Established uniform asymptotic expansions under optimal conditions.

Derived convergence to extreme value distributions for maximum deviations.

Extended results to long-run covariance operators.

Abstract

Let $\bigl\{X_k\bigr\}_{k \in \mathbb{Z}} \in \mathbb{L}^2(\mathcal{T})$ be a stationary process with associated lag operators ${\boldsymbol{\cal C}}_h$. Uniform asymptotic expansions of the corresponding empirical eigenvalues and eigenfunctions are established under almost optimal conditions on the lag operators in terms of the eigenvalues (spectral gap).

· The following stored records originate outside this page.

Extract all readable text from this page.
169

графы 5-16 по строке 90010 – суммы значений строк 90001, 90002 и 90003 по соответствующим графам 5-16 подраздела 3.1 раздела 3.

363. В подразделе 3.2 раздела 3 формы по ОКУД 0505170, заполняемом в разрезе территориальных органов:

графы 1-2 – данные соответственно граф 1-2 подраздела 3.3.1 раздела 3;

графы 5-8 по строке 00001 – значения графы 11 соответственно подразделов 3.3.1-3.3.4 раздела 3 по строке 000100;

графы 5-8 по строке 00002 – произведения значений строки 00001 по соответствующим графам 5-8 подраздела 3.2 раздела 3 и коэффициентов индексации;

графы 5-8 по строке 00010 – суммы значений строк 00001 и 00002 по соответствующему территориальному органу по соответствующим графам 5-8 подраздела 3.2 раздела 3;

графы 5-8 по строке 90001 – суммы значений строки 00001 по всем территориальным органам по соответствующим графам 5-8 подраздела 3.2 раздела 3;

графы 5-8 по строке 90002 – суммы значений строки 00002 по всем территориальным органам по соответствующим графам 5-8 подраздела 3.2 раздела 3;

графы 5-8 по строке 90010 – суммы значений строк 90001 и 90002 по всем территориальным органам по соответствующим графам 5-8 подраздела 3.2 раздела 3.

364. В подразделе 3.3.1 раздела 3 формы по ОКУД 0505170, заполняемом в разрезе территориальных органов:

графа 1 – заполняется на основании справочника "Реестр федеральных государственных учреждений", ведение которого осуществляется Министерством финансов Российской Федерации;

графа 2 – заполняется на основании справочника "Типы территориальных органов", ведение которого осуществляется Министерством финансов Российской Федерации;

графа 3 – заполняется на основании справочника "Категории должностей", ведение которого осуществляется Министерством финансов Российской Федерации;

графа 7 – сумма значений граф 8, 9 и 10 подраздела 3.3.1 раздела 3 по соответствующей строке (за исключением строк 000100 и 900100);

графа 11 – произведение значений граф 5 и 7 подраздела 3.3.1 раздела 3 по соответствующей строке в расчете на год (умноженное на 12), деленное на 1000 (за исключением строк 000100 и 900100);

In addition, the underlying dependence assumptions are optimal, including both short and long memory processes. This allows us to study the relative maximum deviation of the empirical eigenvalues under very general conditions. Among other things, we show convergence to an extreme value distribution, giving rise to the construction of simultaneous confidence sets. We also discuss how the asymptotic expansions transfer to the long-run covariance operator ${\boldsymbol{\cal G}}$ in a general framework.